The first thing you must do is to get a sense of value in the area that you are looking. This must be a rather confined area, because values can change significantly if you travel five miles one way or the other. While you can look in multiple areas, getting educated in valuations is difficult, especially when you don't live nearby.

If you find a house that you are very interested in, you can make an offer instantly. Have no fear in this regard. Simply put the following on the offer:
"Subject to approval by the buyer's attorney". This allows you to exit the deal at any time in the future, however, it ties up the seller until you can get to a formal contract. You leave $100. with the real estate broker, and, if the offer is accepted, the seller is tied up until you decide what to do. You can go forward to a formal contract, or you can get an engineer to go through the house to pick up things that it needs that you might not notice. In any case, the ball is in your court. If something comes up that you don't like, your attorney simpy rejects the deal for you and you are out.

Since you don't show much income on a W2 statement or a tax return, you will probably have to go with a "no income check" loan. While they will check your credit, the interest rate and terms are not quite as onerous as a "no-doc" loan. On the no-doc loan, they basically check nothing and allow 25% down payment to cover themselves. I believe that you can get a no income check loan with 20% down.

Be careful regarding the points on the loan. They can add up fast and cost you a bunch of money up front. You must decide how long you will be in the house. If you will stay there for 7 years or more, it does pay you, in the long run, to buy down the interest rate on the loan by paying more points, up front, provide you have the cash. A typical loan of 6.5% may drop to 6.25% with two points and would drop to 6% with four points. Again, if you plan to stay in the house for longer than 7 years, it is to your advantage to pay the points up front.
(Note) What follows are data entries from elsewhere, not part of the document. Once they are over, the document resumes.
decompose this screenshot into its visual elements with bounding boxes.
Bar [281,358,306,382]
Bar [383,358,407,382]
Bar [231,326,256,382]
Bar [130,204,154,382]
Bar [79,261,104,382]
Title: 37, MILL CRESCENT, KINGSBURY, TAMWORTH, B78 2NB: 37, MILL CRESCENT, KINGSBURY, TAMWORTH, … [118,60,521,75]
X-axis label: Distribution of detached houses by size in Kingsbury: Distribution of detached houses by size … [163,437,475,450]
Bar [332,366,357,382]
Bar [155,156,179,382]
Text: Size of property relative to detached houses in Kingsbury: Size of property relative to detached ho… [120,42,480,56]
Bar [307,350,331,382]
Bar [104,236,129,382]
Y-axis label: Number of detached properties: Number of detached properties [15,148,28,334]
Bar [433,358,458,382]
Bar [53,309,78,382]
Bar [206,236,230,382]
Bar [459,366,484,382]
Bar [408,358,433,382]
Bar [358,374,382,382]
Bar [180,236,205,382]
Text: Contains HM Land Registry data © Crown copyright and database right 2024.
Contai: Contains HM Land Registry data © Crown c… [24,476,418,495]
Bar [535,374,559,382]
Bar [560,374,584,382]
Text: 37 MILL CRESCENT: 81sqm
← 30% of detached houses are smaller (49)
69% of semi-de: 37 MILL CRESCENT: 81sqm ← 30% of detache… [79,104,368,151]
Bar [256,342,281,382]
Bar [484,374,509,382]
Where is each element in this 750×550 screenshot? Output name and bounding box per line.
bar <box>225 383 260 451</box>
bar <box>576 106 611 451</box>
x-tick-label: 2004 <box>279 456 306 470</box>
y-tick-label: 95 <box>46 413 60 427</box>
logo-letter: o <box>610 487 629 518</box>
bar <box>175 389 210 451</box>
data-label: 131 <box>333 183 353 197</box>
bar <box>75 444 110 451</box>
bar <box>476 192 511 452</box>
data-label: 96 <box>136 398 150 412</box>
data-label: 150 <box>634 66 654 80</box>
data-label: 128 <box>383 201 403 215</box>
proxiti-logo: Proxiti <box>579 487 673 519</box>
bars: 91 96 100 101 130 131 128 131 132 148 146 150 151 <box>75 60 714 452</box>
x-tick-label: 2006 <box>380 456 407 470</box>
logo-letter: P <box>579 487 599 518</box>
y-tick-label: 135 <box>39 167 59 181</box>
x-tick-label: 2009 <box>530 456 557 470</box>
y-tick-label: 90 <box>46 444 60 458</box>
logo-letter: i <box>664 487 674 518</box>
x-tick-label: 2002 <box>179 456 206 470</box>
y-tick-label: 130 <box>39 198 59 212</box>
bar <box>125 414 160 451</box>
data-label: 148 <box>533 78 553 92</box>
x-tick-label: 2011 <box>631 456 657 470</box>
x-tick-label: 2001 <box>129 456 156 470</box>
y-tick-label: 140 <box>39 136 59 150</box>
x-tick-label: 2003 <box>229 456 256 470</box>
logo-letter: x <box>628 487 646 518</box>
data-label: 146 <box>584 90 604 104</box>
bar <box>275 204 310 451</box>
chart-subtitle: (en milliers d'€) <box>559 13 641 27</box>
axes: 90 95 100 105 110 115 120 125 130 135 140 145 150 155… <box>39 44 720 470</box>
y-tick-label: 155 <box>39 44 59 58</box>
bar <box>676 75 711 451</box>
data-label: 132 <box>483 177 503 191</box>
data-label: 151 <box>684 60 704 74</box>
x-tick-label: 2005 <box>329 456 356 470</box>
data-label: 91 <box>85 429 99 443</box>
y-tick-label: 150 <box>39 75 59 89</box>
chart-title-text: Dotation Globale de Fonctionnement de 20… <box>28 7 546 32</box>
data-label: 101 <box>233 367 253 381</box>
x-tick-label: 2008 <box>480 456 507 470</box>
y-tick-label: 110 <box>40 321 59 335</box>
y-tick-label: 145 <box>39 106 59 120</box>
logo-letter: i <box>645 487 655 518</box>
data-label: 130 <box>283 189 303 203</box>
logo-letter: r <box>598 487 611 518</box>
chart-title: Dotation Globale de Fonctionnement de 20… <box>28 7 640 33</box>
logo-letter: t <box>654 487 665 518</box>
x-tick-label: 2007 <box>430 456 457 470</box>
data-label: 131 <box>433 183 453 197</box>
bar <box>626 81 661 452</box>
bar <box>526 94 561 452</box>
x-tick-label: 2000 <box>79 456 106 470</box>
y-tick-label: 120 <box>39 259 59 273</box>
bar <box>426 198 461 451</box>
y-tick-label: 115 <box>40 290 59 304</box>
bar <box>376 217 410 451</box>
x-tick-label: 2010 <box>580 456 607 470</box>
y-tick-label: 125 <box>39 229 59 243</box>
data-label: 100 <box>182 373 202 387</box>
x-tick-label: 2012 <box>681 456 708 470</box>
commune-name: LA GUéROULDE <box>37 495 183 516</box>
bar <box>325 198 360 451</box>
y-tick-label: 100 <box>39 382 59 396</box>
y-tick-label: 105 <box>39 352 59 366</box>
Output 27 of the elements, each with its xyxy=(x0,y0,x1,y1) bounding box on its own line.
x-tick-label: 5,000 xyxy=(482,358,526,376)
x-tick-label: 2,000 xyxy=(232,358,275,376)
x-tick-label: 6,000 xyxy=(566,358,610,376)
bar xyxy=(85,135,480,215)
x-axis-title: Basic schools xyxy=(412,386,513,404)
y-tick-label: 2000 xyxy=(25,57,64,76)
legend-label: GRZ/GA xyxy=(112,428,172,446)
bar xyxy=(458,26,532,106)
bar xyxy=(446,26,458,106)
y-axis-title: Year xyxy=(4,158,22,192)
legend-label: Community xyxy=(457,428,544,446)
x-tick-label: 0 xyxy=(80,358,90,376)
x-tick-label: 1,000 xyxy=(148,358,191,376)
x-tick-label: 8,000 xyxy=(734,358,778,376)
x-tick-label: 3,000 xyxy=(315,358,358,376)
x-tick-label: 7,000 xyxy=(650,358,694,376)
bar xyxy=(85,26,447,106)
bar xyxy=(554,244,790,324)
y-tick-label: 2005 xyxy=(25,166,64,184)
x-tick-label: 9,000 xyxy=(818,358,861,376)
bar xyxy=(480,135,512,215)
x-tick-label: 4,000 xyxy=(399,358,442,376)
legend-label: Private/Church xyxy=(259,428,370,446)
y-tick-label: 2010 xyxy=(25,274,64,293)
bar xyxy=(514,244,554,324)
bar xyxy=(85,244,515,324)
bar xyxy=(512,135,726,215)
When comparing lenders, watch what they call "points". Sometimes points are hidden in things called "origination fees" or "loan fees". Be absolutely sure you know all the fees that the bank wants to charge you, BEFORE you plunk down the application fee for the loan (non-refundable for any reason).

One additional way to conserve cash, is to pay the full asking price for the house, but have a clause where the seller contributes "up to $5,000" to pay for closing costs. Since your closing costs will be more than $5K, you have effectively borrowed another $4K from the lender for your closing costs. This tactic can be pushed up to about $7K, but, you run the risk of the appraisal coming in too low. While this rarely happens, especially if you find a the house at an attractive price, it will cause you to need more money to complete the purchase.